La più grande organizzazione islamica moderata del Paese si unisce al "no" della Chiesa cattolica. La nuova legge permette l'interruzione di gravidanza in particolari condizioni.

di Mathias Hariyadi

Jakarta (AsiaNews) - L'aborto è illegale e sbagliato dal punto di vista morale, qualunque sia la ragione che spinge a eseguirlo. Dopo la netta presa di posizione della Chiesa cattolica, a ribadirlo in Indonesia è Nahdlatul Ulama (Nu), la più grande organizzazione islamica moderata del Paese. Il gruppo ha chiarito il proprio punto di vista durante la conferenza nazionale organizzata ieri a Jakarta.

In Indonesia l'aborto è illegale.
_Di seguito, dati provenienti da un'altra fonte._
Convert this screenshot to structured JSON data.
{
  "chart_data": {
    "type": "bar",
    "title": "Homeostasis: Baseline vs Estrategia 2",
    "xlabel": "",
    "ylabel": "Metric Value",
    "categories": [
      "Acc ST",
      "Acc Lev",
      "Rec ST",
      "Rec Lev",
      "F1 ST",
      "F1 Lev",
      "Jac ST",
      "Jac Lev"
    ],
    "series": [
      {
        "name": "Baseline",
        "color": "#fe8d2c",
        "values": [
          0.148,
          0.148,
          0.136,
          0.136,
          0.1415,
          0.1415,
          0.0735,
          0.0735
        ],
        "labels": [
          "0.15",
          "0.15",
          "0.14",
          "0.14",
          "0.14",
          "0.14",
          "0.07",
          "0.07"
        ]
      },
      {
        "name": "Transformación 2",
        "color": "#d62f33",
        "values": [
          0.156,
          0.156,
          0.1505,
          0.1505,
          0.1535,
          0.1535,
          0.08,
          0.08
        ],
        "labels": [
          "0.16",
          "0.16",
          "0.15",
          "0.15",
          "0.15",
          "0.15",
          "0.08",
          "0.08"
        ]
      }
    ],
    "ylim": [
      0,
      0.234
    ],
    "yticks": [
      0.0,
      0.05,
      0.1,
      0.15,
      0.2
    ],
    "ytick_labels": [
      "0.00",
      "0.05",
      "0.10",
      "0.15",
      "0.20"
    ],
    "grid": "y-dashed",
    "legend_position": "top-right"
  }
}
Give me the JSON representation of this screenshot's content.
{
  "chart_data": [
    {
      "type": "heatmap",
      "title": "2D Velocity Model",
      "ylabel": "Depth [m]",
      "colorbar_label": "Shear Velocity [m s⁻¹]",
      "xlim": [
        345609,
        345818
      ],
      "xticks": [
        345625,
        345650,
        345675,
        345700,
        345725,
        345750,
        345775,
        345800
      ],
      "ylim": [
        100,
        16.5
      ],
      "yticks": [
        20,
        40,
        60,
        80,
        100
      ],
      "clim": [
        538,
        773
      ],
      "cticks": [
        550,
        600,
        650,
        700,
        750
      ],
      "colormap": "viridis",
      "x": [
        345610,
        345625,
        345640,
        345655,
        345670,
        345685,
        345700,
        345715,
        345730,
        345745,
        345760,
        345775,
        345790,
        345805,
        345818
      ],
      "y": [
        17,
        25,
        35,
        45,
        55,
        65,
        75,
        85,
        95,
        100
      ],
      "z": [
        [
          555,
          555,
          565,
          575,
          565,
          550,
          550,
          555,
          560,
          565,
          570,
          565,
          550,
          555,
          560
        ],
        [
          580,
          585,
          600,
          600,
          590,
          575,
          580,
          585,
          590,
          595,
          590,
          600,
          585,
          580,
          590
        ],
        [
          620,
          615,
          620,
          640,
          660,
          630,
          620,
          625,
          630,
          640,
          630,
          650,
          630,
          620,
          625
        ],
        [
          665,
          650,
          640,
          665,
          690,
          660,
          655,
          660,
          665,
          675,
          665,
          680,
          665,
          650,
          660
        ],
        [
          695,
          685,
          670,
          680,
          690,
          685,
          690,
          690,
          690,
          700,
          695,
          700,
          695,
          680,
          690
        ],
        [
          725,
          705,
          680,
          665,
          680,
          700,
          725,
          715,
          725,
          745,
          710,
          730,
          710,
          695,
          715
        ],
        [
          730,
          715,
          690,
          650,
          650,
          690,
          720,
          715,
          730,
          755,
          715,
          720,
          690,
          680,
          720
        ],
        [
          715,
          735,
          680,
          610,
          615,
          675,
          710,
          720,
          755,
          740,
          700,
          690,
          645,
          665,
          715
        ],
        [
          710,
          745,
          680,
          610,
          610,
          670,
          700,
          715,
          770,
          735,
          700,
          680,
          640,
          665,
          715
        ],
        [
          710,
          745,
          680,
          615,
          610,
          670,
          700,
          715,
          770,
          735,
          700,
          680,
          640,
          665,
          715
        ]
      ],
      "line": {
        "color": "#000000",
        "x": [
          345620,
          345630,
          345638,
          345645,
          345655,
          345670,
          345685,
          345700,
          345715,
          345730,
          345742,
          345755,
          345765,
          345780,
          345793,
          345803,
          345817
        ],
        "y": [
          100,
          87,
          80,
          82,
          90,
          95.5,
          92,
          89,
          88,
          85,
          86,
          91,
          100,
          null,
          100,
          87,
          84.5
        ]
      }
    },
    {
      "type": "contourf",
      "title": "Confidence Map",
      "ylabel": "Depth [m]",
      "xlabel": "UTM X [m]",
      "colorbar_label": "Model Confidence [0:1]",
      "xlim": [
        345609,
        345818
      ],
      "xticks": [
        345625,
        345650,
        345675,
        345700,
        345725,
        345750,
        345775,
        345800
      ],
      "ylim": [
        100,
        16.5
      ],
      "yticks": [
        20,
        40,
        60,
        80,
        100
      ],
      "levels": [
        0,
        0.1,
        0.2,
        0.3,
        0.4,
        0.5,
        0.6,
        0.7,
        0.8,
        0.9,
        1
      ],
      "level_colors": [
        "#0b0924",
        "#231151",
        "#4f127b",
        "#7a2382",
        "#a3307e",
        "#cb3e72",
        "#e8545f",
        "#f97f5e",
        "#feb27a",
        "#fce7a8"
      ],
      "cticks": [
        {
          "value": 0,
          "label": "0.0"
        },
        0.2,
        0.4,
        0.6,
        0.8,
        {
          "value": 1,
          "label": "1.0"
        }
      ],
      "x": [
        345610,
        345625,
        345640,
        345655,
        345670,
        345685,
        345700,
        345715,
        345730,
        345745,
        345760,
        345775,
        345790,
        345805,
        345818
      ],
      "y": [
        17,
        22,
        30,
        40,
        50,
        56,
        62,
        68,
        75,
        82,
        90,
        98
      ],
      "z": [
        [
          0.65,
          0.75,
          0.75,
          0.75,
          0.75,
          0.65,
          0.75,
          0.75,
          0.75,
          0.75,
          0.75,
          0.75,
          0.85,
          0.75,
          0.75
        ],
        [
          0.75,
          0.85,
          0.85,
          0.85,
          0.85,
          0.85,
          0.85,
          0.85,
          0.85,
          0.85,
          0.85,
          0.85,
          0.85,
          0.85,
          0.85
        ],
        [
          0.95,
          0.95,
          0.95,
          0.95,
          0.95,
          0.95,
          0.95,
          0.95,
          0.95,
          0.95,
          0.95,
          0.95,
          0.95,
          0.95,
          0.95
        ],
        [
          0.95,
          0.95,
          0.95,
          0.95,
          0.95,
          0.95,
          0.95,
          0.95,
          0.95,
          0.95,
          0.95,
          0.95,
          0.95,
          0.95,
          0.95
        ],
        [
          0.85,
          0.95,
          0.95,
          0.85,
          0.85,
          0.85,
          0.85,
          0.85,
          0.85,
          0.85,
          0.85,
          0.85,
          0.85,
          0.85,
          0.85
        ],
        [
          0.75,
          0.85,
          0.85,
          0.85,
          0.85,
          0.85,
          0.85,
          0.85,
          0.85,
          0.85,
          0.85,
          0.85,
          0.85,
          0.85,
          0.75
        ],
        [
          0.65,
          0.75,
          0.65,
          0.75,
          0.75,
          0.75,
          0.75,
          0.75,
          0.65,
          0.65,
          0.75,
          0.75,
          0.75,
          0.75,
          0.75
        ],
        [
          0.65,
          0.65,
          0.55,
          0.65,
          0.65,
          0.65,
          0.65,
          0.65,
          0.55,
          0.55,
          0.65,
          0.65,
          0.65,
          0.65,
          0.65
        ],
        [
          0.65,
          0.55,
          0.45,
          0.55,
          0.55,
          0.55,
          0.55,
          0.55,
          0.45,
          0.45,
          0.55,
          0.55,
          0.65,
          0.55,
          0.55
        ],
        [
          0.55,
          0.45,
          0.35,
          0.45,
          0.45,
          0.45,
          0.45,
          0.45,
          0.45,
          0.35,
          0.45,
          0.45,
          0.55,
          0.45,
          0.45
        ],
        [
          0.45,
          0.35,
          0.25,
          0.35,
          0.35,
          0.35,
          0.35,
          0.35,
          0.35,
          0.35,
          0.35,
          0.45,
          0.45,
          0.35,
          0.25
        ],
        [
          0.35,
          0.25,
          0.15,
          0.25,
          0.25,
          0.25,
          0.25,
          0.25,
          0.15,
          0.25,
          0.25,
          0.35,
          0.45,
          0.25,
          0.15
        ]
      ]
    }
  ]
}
Tuttavia, di recente il ministero della Salute ha presentato alcune modifiche (n. 61/2014) alla legge sulla Salute riproduttiva (2009), con la quali ora è possibile praticare l'interruzione di gravidanza se la vita della madre è in serio pericolo, o se la donna è rimasta incinta per uno stupro.

La Nu si è espressa dopo le dichiarazioni di alcuni imam nel Paese, che hanno definito l'aborto "moralmente accettabile" se condotto entro i primi 40 giorni.

"Preservare la dignità della donna - ha dichiarato il prof. Kiai Hajj Said Agil Sirajd, presidente della Nu - in caso di stupro non è una motivazione valida. Dal punto di vista legale, l'aborto è accettabile solo in caso di gravi e particolari urgenze di salute della madre".